Das Zeugnis naht, der Druck steigt: Plätze in Tiroler Gymnasien sind rar
Reichen die Noten fürs Gymnasium? Diese Frage setzt Tausende Tiroler Volksschüler – und ihre Eltern – unter Druck. Denn die Plätze sind rar.
Innsbruck – Endspurt. Am 10. Februar liegen die Halbjahreszeugnisse auf dem Tisch. Für viele Volksschüler in den Ballungszentren bedeutet das vor allem eines: Druck. Denn dieses Notenblatt ist wegweisend für ihren weiteren Bildungsweg. Gymnasium oder doch Mittelschule?
Das angestrebte Ziel (zumindest jenes vieler Eltern) ist der Platz in einer allgemeinbildenden höheren Schule (AHS). Mit Folgen für die Kinder. „Immer wieder werden Schüler mit körperlichen oder psychischen Beschwerden zu uns geschickt. Die Kinder sind den Anforderungen oft nicht gewachsen“, berichtet Brigitte Thöny, Schulpsychologin der Bildungsdirektion Tirol.
Lustlosigkeit, Schulverweigerung bis hin zu Bauch- oder Kopfschmerzen können Anzeichen für zu hohen Leistungsdruck sein. „Wichtig ist, sich rechtzeitig Hilfe zu holen und nicht abzuwarten, bis die Probleme nicht mehr verkraftbar sind“, appelliert Thöny.

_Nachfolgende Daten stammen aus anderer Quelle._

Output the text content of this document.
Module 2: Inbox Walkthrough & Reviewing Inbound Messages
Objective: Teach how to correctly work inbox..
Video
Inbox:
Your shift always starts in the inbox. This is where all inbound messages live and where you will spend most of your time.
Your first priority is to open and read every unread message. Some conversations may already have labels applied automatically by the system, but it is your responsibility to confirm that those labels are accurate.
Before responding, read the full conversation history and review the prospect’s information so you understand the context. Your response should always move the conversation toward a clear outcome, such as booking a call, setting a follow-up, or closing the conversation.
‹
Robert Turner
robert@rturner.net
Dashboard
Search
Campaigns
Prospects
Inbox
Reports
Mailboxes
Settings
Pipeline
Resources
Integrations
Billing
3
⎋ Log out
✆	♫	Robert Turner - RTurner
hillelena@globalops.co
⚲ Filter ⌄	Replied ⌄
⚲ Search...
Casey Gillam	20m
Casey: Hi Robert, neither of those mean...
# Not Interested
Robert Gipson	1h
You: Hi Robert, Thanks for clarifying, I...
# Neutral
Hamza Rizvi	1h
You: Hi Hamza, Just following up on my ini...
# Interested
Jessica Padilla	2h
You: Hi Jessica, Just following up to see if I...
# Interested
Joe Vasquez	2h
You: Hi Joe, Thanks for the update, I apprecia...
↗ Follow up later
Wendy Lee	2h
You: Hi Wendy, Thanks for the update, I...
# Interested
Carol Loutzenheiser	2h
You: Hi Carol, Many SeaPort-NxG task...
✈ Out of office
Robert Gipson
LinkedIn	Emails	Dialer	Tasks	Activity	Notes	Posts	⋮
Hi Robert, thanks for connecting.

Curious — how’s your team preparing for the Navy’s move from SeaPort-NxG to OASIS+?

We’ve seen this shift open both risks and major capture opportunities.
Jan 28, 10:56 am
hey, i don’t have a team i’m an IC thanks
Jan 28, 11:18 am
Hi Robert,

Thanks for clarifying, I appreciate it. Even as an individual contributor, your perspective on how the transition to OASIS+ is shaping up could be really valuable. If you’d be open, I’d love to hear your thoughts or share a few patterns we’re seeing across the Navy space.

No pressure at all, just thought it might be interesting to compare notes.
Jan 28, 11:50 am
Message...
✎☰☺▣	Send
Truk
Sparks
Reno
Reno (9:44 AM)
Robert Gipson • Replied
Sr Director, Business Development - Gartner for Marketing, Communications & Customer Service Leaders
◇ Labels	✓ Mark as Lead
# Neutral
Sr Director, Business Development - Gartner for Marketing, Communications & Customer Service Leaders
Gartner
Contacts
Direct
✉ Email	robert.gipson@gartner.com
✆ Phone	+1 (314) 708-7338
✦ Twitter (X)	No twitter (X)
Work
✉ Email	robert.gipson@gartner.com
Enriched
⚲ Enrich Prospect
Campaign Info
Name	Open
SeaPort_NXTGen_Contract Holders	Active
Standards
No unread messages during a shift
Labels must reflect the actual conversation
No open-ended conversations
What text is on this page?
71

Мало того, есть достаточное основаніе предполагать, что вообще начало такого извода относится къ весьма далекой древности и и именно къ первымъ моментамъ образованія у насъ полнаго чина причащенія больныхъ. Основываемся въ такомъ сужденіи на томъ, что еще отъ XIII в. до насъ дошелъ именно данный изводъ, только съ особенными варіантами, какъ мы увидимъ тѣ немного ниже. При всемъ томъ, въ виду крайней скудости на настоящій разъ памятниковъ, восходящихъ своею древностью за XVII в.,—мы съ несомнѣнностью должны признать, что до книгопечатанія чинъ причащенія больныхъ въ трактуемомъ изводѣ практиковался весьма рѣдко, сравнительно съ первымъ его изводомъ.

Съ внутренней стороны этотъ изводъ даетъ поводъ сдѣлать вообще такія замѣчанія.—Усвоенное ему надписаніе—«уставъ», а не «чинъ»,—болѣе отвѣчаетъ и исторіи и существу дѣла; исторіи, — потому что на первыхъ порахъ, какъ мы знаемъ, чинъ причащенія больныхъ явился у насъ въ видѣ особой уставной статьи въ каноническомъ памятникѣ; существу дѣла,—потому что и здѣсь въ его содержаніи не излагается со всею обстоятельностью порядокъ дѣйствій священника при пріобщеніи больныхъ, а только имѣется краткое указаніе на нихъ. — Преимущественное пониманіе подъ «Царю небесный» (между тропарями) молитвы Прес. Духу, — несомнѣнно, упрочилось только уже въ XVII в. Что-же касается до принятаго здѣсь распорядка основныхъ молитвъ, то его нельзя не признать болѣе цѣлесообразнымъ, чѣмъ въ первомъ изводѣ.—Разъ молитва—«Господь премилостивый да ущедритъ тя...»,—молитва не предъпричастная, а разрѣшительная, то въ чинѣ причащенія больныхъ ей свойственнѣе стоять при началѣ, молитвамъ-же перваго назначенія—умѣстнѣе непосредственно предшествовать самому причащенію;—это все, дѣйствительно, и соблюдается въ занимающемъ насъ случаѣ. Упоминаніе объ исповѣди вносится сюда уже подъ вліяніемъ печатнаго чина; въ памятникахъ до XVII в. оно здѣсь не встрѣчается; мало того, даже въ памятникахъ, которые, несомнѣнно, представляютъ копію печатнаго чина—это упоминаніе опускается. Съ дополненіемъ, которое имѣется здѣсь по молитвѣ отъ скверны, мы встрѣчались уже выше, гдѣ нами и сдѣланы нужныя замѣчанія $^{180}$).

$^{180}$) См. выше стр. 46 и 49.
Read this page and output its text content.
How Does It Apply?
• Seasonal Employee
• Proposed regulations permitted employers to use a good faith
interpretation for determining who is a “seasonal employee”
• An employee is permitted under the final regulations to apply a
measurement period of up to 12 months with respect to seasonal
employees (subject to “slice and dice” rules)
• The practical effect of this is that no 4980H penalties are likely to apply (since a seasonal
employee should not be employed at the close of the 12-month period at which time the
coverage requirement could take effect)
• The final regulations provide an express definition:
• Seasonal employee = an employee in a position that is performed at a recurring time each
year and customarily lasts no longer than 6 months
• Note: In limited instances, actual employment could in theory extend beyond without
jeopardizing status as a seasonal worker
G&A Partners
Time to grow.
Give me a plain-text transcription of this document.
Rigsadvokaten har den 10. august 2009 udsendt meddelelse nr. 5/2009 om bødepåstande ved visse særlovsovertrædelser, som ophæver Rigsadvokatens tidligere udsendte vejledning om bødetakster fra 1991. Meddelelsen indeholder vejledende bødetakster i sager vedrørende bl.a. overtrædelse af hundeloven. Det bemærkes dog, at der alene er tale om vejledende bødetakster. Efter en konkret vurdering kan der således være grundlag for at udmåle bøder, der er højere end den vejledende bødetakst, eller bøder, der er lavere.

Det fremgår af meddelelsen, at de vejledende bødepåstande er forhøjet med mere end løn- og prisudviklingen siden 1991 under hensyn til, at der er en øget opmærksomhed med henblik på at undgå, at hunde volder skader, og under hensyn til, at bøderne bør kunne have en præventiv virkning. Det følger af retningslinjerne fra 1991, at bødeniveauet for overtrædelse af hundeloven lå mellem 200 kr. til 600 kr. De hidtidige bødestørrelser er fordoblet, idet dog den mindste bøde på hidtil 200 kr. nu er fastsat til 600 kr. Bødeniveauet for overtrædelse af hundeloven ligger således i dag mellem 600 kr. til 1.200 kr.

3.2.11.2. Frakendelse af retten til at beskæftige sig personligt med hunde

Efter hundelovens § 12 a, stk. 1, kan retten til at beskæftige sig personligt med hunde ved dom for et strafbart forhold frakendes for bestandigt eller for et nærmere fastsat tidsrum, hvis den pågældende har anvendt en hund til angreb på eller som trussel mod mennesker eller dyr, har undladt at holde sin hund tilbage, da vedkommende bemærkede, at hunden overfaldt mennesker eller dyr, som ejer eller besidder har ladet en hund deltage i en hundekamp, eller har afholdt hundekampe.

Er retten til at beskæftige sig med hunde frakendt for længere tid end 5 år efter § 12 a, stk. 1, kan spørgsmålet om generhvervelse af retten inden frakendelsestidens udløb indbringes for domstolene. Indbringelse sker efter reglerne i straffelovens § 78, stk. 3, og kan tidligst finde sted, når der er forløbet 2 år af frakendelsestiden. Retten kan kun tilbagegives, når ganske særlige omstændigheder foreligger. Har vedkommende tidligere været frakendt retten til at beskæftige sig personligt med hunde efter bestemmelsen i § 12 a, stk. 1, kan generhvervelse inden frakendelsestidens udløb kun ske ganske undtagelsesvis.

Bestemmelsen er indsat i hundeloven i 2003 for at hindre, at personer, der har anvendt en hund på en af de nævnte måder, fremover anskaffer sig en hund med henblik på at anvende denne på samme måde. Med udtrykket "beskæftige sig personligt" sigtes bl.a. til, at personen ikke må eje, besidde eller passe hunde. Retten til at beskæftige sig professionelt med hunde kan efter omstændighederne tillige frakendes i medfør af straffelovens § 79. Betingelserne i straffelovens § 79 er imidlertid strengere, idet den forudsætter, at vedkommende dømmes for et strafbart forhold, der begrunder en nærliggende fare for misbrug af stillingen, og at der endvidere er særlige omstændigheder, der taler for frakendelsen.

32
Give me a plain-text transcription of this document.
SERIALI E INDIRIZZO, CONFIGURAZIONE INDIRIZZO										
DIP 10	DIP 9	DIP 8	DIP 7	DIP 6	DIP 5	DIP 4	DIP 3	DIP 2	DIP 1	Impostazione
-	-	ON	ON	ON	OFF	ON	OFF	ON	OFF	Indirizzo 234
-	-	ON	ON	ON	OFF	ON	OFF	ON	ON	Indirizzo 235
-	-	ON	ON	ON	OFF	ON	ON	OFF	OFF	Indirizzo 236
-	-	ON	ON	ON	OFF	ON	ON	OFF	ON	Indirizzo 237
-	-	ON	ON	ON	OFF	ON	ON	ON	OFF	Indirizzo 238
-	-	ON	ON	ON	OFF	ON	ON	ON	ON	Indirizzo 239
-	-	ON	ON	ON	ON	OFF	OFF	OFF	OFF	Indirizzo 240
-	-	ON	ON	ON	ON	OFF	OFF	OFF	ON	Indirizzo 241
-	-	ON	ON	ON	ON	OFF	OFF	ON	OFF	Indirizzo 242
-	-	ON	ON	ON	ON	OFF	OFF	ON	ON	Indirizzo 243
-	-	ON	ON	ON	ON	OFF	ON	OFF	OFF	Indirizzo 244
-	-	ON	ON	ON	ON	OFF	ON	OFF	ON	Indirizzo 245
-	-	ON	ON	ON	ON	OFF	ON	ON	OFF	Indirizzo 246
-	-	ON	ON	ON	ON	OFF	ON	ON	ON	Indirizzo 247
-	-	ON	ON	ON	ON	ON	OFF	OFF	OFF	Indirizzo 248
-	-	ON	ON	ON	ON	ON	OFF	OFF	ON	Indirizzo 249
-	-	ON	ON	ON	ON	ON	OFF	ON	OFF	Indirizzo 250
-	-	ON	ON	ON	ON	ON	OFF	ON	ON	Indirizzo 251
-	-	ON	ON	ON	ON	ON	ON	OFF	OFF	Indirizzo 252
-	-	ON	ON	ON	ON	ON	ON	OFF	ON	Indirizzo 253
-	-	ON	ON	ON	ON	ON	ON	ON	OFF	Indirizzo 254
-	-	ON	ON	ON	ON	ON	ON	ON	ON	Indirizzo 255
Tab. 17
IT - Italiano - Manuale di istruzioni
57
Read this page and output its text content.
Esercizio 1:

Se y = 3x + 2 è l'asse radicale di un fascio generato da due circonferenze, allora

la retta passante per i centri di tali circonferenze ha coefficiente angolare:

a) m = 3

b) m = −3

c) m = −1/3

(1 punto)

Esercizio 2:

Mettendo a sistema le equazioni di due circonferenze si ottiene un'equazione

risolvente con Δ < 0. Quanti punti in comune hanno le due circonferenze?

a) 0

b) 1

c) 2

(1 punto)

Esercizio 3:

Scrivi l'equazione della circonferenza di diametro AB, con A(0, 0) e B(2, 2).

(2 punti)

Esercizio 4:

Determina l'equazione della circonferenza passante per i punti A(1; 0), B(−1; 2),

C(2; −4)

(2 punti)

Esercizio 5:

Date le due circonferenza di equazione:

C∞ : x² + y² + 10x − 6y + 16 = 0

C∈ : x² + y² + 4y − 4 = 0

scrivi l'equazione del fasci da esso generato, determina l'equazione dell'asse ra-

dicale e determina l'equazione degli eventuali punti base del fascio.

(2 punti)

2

Doch woher kommt der Trend, das Kind um jeden Preis – wortwörtlich – in das Gymnasium schicken zu wollen? „Intellektuelle Fähigkeiten werden in unserer Gesellschaft eben höher anerkannt“, erklärt der Bildungsexperte und Autor Andreas Salcher.
Und diese erhält man scheinbar nur im Gymnasium. Ein Versuch, die Mittelschule attraktiver zu machen, sei gescheitert. „Mittelschulen werden vor allem im städtischen, aber zunehmend auch im ländlichen Bereich von den Bildungsschichten abgelehnt“, sagt Salcher.
Es kommt zu einer stillen Trennung. „Die Mittelschulen in der Stadt sind eine Schule der Migranten, benachteiligten Familien und Bildungsfernen“, so der Bildungsexperte. Insbesondere für Kinder aus Akademikerfamilien scheint der Weg aufs Gym die einzig richtige Wahl.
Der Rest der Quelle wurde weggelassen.